The various relationship between siblings fascinate me. I've always envied folks who have great loyal relationship with their brothers and sisters. Yet from the small sample I know about, that is less common than I might have expected. I am somewhat estranged from my three years younger sister and eight years younger brother. Not that we had a lot going for us. We were split up to the four winds when I was 16 and reared in diffrent circumstances, none of which were particularly wonderful.
I was apparently seen as the one who "escaped" first and somewhat resented for it. In later years I became a surrogate for my alcoholic father and that certainly didn't help much. You want evidence? Consider the Father's Day call where my sister came out to me even putting her partner at the time on the phone to me without much by way of introduction. That was pretty classic, as she often did things when we were growing up designed to provoke a reaction. I suspect that this time she was disappointed in the lack of disapproval. For a while she and my brother were close but some kind of meltdown occurred when he and his third wife were staying with her and now they don't speak. I don't know much more than that, except that since my brother became a christian he has decided that his sister "really isn't gay because she's not in a relationship." This is a smart man, believe it or not.

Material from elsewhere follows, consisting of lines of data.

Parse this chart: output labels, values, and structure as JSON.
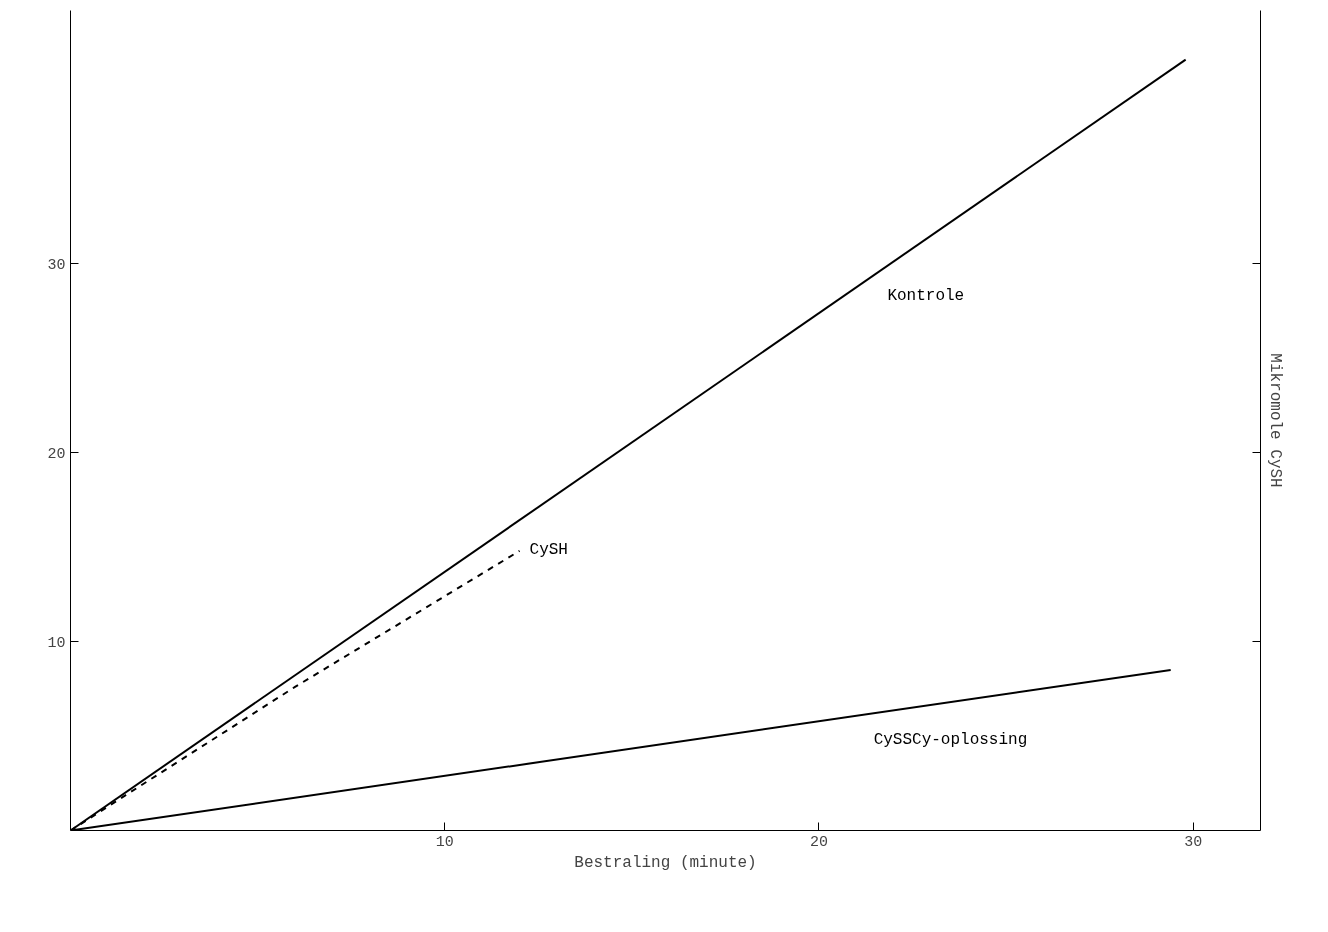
{
  "chart_data": {
    "type": "line",
    "xlabel": "Bestraling (minute)",
    "ylabel": "Mikromole CySH",
    "xlim": [
      0,
      31.8
    ],
    "ylim": [
      0,
      43.4
    ],
    "xticks": [
      10,
      20,
      30
    ],
    "yticks": [
      10,
      20,
      30
    ],
    "grid": false,
    "marker": "none",
    "series": [
      {
        "name": "Kontrole",
        "color": "#000000",
        "x": [
          0,
          29.8
        ],
        "values": [
          0,
          40.8
        ],
        "line_style": "solid"
      },
      {
        "name": "CySH",
        "color": "#000000",
        "x": [
          0,
          6,
          12
        ],
        "values": [
          0,
          7.6,
          14.8
        ],
        "line_style": "dashed"
      },
      {
        "name": "CySSCy-oplossing",
        "color": "#000000",
        "x": [
          0,
          29.4
        ],
        "values": [
          0,
          8.5
        ],
        "line_style": "solid"
      }
    ]
  }
}
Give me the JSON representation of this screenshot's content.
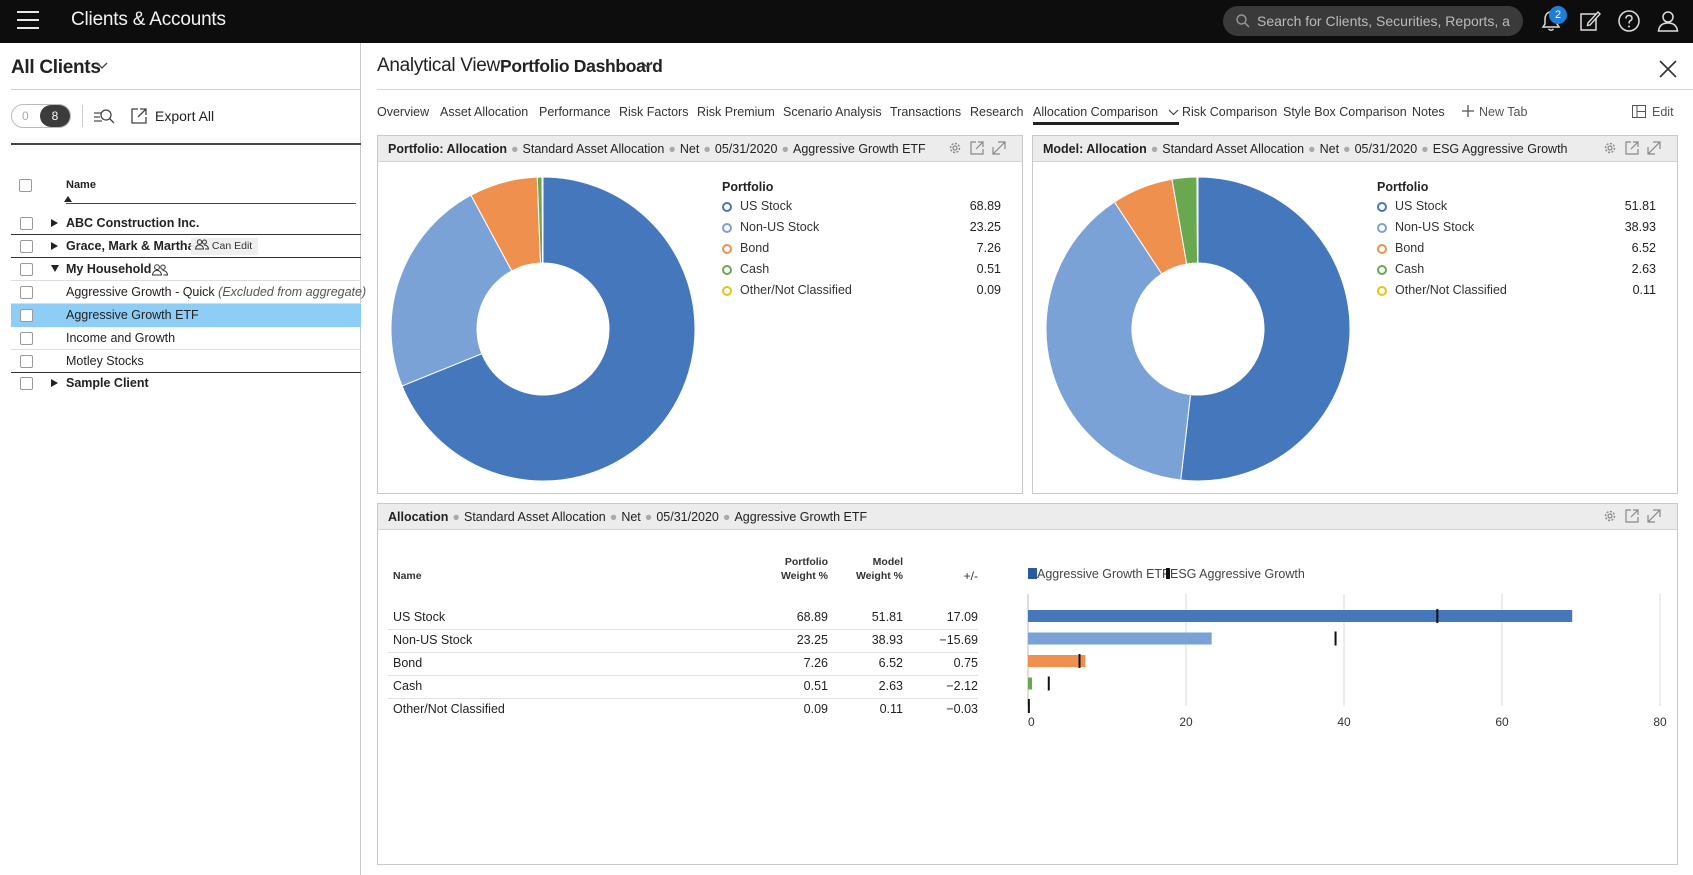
{
  "topbar": {
    "title": "Clients & Accounts",
    "search_placeholder": "Search for Clients, Securities, Reports, a",
    "notification_count": "2"
  },
  "sidebar": {
    "title": "All Clients",
    "toggle_off": "0",
    "toggle_on": "8",
    "export_label": "Export All",
    "name_header": "Name",
    "rows": [
      {
        "label": "ABC Construction Inc.",
        "bold": true,
        "expander": "collapsed"
      },
      {
        "label": "Grace, Mark & Martha",
        "bold": true,
        "expander": "collapsed",
        "badge": "Can Edit"
      },
      {
        "label": "My Household",
        "bold": true,
        "expander": "expanded"
      },
      {
        "label": "Aggressive Growth - Quick",
        "note": "(Excluded from aggregate)"
      },
      {
        "label": "Aggressive Growth ETF",
        "selected": true
      },
      {
        "label": "Income and Growth"
      },
      {
        "label": "Motley Stocks"
      },
      {
        "label": "Sample Client",
        "bold": true,
        "expander": "collapsed"
      }
    ]
  },
  "main": {
    "view_label": "Analytical View:",
    "view_value": "Portfolio Dashboard",
    "tabs": [
      "Overview",
      "Asset Allocation",
      "Performance",
      "Risk Factors",
      "Risk Premium",
      "Scenario Analysis",
      "Transactions",
      "Research",
      "Allocation Comparison",
      "Risk Comparison",
      "Style Box Comparison",
      "Notes"
    ],
    "active_tab": "Allocation Comparison",
    "new_tab_label": "New Tab",
    "edit_label": "Edit"
  },
  "portfolio_panel": {
    "title_bold": "Portfolio: Allocation",
    "crumbs": [
      "Standard Asset Allocation",
      "Net",
      "05/31/2020",
      "Aggressive Growth ETF"
    ],
    "legend_title": "Portfolio"
  },
  "model_panel": {
    "title_bold": "Model: Allocation",
    "crumbs": [
      "Standard Asset Allocation",
      "Net",
      "05/31/2020",
      "ESG Aggressive Growth"
    ],
    "legend_title": "Portfolio"
  },
  "comparison_panel": {
    "title_bold": "Allocation",
    "crumbs": [
      "Standard Asset Allocation",
      "Net",
      "05/31/2020",
      "Aggressive Growth ETF"
    ],
    "col_name": "Name",
    "col_portfolio_1": "Portfolio",
    "col_portfolio_2": "Weight %",
    "col_model_1": "Model",
    "col_model_2": "Weight %",
    "col_diff": "+/-",
    "legend_portfolio": "Aggressive Growth ETF",
    "legend_model": "ESG Aggressive Growth"
  },
  "chart_data": [
    {
      "type": "pie",
      "title": "Portfolio",
      "categories": [
        "US Stock",
        "Non-US Stock",
        "Bond",
        "Cash",
        "Other/Not Classified"
      ],
      "values": [
        68.89,
        23.25,
        7.26,
        0.51,
        0.09
      ],
      "display_values": [
        "68.89",
        "23.25",
        "7.26",
        "0.51",
        "0.09"
      ],
      "colors": [
        "#4477bb",
        "#7aa2d6",
        "#f0904f",
        "#6aa84f",
        "#e6c21a"
      ]
    },
    {
      "type": "pie",
      "title": "Portfolio",
      "categories": [
        "US Stock",
        "Non-US Stock",
        "Bond",
        "Cash",
        "Other/Not Classified"
      ],
      "values": [
        51.81,
        38.93,
        6.52,
        2.63,
        0.11
      ],
      "display_values": [
        "51.81",
        "38.93",
        "6.52",
        "2.63",
        "0.11"
      ],
      "colors": [
        "#4477bb",
        "#7aa2d6",
        "#f0904f",
        "#6aa84f",
        "#e6c21a"
      ]
    },
    {
      "type": "bar",
      "categories": [
        "US Stock",
        "Non-US Stock",
        "Bond",
        "Cash",
        "Other/Not Classified"
      ],
      "series": [
        {
          "name": "Aggressive Growth ETF",
          "values": [
            68.89,
            23.25,
            7.26,
            0.51,
            0.09
          ]
        },
        {
          "name": "ESG Aggressive Growth",
          "values": [
            51.81,
            38.93,
            6.52,
            2.63,
            0.11
          ]
        }
      ],
      "diff_display": [
        "17.09",
        "−15.69",
        "0.75",
        "−2.12",
        "−0.03"
      ],
      "portfolio_display": [
        "68.89",
        "23.25",
        "7.26",
        "0.51",
        "0.09"
      ],
      "model_display": [
        "51.81",
        "38.93",
        "6.52",
        "2.63",
        "0.11"
      ],
      "xlim": [
        0,
        80
      ],
      "xticks": [
        "0",
        "20",
        "40",
        "60",
        "80"
      ],
      "bar_colors": [
        "#4477bb",
        "#7aa2d6",
        "#f0904f",
        "#6aa84f",
        "#e6c21a"
      ],
      "grid": true
    }
  ]
}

For his part my brother and I have an off again on again relationship which seems to flower between his marriages. The second wife actively interceded in my efforts to stay in touch with him, keeping my letters away from him and intercepting phone calls and not putting him on the phone even when I could hear him in the background. "Blood doesn't count," was her line. Best time I had with him during that relationship was at my younger son's wedding when they arrived late and a few sheets to the wind. My wife kept her busy while I had a chance to talk to my brother. New wife has some struggles of her own and he has been hammered by successive bouts of unemployment and underemployment that have left him pretty resentful in general. Hard to figure out how to relate.

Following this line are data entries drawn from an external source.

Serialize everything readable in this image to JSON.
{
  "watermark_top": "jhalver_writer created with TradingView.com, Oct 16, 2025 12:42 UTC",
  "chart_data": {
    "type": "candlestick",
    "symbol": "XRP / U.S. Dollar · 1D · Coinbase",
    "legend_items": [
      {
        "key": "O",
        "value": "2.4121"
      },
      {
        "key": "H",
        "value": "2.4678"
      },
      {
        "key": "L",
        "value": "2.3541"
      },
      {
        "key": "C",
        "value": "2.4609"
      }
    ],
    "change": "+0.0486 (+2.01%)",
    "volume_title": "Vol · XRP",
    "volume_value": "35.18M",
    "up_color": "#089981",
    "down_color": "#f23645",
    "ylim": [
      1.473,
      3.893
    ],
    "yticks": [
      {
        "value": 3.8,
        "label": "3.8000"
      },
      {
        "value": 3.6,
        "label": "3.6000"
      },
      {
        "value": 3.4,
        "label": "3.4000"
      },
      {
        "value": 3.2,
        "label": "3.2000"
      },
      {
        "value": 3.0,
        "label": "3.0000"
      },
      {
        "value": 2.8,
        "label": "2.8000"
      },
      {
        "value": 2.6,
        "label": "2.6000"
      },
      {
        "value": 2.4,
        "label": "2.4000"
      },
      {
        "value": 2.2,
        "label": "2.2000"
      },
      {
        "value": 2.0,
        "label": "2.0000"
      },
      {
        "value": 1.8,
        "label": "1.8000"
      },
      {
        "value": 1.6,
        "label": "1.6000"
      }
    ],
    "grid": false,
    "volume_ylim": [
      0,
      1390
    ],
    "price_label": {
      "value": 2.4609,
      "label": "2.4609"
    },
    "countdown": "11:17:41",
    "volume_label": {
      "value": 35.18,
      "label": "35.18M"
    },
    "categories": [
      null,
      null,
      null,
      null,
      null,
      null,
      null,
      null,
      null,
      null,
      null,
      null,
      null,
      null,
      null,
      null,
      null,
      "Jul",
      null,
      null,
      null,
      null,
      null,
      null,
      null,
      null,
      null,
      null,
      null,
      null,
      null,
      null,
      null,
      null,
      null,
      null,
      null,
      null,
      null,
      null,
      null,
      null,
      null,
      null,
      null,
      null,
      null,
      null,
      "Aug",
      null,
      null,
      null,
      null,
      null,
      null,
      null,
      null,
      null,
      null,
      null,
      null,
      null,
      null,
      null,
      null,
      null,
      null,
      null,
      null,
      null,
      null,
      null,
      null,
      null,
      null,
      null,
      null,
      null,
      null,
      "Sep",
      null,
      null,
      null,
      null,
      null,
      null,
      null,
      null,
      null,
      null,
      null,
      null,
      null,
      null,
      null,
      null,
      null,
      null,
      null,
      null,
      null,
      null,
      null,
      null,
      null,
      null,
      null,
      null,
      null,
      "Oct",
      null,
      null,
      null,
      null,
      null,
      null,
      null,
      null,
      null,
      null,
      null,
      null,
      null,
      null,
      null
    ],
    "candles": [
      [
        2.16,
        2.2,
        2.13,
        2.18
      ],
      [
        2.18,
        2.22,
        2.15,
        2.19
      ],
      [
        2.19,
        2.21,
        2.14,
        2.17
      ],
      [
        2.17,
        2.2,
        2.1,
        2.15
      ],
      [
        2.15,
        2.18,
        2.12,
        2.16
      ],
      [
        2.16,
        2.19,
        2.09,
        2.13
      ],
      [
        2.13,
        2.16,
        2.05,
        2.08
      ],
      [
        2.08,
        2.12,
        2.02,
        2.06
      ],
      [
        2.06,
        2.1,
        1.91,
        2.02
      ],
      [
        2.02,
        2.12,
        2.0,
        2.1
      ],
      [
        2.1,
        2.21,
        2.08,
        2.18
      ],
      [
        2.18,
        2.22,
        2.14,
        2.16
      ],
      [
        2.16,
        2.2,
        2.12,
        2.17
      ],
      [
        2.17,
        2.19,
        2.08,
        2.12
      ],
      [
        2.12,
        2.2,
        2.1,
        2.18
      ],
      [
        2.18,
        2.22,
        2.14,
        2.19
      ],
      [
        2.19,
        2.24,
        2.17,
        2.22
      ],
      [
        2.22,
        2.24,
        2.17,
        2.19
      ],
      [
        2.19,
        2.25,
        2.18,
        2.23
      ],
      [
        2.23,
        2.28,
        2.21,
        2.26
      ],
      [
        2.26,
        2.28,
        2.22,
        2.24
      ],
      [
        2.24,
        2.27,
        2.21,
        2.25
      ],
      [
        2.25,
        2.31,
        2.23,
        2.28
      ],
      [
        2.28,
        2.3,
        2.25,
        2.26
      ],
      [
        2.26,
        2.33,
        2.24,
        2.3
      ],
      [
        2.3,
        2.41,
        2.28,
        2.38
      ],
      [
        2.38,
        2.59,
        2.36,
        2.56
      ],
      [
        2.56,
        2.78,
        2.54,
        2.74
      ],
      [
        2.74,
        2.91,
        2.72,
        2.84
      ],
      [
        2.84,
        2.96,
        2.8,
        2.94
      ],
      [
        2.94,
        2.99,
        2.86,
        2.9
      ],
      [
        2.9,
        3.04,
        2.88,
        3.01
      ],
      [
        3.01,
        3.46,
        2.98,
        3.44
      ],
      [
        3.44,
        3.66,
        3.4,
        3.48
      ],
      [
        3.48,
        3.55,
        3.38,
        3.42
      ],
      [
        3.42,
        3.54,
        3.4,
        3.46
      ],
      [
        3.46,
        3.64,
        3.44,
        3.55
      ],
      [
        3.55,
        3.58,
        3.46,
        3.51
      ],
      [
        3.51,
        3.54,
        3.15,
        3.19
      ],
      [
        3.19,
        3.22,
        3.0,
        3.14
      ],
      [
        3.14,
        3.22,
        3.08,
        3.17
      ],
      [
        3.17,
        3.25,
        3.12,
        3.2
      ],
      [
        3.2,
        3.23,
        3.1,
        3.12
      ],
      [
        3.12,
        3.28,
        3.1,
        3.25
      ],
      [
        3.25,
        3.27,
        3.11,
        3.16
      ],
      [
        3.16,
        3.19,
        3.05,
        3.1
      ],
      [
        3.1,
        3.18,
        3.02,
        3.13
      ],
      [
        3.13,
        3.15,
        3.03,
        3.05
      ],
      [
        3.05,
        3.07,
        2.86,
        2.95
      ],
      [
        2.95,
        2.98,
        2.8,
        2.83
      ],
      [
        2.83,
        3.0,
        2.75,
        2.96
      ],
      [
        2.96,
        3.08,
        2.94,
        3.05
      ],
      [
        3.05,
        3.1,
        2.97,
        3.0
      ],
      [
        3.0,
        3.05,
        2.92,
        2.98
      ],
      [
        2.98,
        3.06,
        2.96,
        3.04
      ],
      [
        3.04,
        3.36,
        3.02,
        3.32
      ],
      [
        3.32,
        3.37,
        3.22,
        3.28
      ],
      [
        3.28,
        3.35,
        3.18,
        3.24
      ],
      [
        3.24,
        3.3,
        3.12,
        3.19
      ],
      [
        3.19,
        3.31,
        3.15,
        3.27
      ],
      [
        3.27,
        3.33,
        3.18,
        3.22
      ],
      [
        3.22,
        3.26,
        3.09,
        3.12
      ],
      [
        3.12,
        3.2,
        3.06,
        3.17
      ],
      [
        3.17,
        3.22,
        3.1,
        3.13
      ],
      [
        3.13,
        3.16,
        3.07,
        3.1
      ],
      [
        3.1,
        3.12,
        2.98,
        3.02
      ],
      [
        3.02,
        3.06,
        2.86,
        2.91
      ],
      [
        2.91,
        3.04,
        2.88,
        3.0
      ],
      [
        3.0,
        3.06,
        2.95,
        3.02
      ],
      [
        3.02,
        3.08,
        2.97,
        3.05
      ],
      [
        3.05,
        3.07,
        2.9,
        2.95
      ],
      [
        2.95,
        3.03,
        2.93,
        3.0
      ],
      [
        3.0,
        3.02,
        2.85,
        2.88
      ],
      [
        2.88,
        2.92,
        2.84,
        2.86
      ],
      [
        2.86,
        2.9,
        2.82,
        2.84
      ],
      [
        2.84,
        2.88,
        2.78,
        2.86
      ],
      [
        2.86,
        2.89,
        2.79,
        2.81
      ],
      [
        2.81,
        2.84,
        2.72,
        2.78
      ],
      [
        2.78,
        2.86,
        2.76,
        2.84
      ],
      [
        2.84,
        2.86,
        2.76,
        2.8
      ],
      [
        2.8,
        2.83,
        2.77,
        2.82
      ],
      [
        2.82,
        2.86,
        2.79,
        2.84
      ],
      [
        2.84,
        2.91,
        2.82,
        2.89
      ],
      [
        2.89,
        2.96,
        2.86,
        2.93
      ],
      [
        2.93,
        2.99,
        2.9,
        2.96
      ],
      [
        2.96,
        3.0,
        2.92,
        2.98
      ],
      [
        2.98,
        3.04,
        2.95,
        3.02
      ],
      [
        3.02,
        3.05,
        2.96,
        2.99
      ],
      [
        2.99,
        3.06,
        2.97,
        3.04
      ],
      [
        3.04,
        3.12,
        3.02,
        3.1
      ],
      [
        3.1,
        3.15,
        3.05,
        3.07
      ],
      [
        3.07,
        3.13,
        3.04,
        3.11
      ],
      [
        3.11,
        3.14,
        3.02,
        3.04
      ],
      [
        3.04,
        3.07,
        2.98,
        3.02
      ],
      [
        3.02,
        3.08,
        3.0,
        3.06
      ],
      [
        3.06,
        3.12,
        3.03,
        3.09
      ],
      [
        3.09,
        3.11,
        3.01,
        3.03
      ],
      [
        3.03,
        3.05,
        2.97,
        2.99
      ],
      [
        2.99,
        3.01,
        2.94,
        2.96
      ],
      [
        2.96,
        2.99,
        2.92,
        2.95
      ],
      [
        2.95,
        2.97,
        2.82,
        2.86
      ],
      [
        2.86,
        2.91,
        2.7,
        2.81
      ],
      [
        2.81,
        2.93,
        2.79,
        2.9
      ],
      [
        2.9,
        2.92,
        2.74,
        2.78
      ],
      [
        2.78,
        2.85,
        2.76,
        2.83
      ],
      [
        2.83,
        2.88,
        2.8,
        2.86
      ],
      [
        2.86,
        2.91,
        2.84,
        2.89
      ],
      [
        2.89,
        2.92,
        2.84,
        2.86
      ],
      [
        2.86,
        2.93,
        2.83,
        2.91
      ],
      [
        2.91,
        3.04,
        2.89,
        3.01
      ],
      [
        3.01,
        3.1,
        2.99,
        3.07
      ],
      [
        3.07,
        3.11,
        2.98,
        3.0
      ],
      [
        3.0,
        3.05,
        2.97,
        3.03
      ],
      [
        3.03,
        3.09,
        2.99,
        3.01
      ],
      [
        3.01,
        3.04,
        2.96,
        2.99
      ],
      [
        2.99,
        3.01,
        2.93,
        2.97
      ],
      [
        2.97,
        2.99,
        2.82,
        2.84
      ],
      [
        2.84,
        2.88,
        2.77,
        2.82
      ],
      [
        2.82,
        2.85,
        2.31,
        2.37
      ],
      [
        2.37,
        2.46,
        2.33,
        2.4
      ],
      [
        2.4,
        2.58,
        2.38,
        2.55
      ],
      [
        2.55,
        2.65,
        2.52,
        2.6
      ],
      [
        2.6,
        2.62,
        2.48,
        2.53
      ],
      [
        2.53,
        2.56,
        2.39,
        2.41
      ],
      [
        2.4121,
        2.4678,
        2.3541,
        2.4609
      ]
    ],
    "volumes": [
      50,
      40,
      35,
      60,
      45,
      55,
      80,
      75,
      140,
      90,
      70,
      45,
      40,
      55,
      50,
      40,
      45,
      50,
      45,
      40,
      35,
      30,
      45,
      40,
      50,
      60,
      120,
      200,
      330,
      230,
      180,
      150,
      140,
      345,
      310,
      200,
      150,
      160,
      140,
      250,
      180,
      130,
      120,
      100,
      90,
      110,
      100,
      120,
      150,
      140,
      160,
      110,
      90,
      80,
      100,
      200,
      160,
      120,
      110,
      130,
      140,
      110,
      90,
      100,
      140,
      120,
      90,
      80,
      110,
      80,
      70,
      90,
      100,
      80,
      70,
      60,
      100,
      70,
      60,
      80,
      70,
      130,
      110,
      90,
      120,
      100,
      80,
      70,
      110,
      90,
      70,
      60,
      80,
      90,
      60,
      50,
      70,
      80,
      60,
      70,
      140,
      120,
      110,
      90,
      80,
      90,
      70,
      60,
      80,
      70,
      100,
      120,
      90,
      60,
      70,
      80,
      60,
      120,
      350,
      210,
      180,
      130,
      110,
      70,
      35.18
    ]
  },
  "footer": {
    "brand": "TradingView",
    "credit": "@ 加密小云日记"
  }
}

My own sons seem to be beginning to get along. They certainly have little reason to. Unknown to both parents the older one spent much of his school years being bullied and rather than asking for help decided that that entitled him to abuse his younger brother and threaten worse if parents were told. Maybe they will get to a place where they can depend on each other in need.

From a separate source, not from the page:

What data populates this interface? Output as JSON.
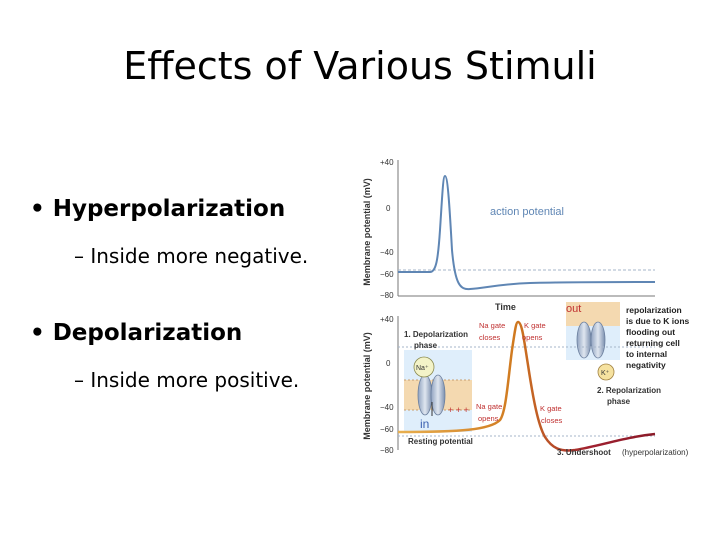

My wife's sons struggle as well, though there is an issue with alcohol for one of them that tends to introduce a kind of bipolarity in the relationship. Her relationship with her siblings is mixed, also the oldest, she was born in a family where sons counted more than daughters and had paid a heavy price as a result. Could be ethnic culture, but we have a daughter-in-law of the same ethnicity who has brothers who would die for her and are intensely loyal and protective.
I guess families are really a mixed bag, a spin of the roulette wheel with extra double zeroes. We have friends with children who are close and fun together and all round decent kids. My mother's siblings did a lot to help each other out throughout their lives, while my father's were a toxic alcoholic brew of antipathy and resentment.
Just musing on this. It has been on my mind for some reason.